Yeah, I'd agree with the previous posts. Bridging amps is always a dicey proposition, and with the nototiously hard-to-drive low-resistance load that most Martin Logans present, a bridged amp is most lokely going to sound worse than running a single one stereo, because of the way that most amps manage bridged power.
I've driven my Sequels with all sorts of amps, from Krell to NAD to Rotel to Carver, and almost every stereo amp that I tried to run bridged sounded worse, ESPECIALLY at high levels, or with demanding material.
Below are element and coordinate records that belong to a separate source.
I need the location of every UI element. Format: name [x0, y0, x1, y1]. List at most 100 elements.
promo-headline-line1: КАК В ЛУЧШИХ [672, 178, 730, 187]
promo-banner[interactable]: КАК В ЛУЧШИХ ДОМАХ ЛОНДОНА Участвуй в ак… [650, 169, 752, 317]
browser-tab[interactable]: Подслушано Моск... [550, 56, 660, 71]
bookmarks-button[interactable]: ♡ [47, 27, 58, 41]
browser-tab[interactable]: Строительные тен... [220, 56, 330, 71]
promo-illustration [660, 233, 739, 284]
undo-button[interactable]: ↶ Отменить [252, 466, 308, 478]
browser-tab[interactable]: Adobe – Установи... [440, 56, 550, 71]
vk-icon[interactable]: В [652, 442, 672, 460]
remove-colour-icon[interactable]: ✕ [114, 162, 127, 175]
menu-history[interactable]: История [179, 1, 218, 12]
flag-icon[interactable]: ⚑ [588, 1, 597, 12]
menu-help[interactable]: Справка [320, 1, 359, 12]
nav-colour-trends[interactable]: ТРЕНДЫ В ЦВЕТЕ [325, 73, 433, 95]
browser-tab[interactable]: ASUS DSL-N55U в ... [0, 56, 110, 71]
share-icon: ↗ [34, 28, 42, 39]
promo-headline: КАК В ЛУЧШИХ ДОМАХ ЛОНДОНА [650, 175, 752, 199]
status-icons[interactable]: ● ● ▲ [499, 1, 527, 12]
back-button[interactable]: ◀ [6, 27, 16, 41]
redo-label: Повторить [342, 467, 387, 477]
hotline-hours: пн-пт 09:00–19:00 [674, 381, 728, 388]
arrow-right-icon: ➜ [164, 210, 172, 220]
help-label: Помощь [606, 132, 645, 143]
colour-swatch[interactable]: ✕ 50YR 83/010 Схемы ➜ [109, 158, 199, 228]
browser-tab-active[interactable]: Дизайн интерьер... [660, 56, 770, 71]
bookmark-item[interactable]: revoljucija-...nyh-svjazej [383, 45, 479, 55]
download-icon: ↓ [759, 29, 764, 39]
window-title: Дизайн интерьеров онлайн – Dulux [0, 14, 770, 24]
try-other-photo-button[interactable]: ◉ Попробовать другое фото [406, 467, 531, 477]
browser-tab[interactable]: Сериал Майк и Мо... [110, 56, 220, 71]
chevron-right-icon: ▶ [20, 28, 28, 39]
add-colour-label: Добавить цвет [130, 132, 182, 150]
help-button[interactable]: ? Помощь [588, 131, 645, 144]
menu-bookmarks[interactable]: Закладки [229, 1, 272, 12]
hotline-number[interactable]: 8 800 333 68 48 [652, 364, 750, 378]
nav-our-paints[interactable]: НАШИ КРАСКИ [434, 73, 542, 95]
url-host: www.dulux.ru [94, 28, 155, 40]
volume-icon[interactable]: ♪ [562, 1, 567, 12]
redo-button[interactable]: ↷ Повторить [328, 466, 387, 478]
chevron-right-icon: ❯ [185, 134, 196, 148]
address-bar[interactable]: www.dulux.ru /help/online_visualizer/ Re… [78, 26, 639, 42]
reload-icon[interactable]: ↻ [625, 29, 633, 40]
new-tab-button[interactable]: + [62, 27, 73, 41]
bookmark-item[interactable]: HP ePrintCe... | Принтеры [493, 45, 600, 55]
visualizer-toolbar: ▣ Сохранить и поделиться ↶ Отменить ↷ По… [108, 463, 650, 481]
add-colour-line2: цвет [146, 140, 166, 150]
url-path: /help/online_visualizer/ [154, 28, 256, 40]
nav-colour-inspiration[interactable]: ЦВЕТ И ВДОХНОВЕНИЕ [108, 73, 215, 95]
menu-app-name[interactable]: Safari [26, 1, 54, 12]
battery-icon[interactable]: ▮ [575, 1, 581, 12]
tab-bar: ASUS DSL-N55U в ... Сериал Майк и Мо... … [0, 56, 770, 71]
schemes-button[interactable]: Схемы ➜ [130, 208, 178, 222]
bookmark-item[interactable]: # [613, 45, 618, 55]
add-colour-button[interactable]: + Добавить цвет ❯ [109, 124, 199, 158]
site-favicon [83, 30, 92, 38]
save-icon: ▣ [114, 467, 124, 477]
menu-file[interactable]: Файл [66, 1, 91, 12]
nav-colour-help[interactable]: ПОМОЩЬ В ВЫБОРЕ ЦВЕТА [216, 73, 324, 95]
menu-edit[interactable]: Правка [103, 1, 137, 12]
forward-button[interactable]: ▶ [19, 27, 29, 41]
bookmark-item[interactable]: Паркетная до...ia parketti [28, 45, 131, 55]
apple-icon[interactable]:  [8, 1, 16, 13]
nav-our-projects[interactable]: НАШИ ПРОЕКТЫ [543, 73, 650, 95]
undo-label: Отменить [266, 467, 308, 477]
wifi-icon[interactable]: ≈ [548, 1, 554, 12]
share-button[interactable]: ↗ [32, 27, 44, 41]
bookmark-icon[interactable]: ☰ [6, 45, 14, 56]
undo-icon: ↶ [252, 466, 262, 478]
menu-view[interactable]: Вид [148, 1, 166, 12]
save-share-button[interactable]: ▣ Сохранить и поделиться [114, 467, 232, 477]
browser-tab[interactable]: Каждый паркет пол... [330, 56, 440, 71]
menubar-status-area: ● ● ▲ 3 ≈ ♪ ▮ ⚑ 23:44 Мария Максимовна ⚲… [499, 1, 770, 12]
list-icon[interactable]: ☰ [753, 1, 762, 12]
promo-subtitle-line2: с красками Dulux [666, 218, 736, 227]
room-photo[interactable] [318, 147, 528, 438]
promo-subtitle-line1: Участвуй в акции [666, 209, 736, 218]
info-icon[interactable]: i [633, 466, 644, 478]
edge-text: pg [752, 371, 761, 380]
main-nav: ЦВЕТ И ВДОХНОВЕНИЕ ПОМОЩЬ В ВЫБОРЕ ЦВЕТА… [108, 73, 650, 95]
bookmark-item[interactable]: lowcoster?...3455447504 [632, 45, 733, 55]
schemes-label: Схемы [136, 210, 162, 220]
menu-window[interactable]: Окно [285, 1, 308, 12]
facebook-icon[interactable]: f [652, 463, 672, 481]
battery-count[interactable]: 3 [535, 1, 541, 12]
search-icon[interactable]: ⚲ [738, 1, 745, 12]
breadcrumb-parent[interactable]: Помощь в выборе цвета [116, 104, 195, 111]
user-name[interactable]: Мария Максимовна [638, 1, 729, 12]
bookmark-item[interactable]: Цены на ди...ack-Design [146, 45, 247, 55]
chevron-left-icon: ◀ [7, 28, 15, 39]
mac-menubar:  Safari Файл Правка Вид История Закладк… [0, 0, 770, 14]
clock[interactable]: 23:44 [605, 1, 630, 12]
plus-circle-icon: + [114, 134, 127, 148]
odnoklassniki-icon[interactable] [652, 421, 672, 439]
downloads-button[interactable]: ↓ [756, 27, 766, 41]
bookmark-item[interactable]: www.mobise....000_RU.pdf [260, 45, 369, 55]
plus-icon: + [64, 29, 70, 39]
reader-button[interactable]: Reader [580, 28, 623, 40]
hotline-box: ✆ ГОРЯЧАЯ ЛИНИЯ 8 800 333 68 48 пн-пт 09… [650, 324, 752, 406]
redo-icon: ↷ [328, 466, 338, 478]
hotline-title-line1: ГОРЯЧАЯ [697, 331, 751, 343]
I have a paor of Carver M-500t's (no slouch, power-wise) and although it pushes close to 700wpc bridged mono into a 4-ohm load (and "only" 251wpc stereo), it would run out of steam if I even thought about getting the Sequels any louder than "polite conversation" levels. They sounded GREAT when played soft, but it didn't take much of an increase at the preamp volume level to literally have the wheels fall off. It actually sounded better, louder when I ran a single M-500t in stereo.
I've run small Rotels stereo and bridged into the Sequels, an the wheels fall off them even faster than the Carvers when bridged. Rotel makes pretty sweet amps for driving ML's in stereo mode--clean, detailed, and musical (and a great bargain!)--but they just don't have the current when driving a low-R speaker to run bridged. But then again, few amps do.
Now if your speakers can be bi-amped, and you already have 2 amps, you might try bi-amping them. That usually works a LOT better, but as always, YMMV with that as well...
I'd go with a Sunfire 2-channel amp if you're planning on getting the ReQuests. They are FANTASTIC speakers, but are VERY power-hungry. When driven with a high-current amp (like the Sunfires) they can sound super-sweet. But a Rotel (even a relatively big one like the 1070 or 1080) might not have enough "umph" if you like to really "let it rip".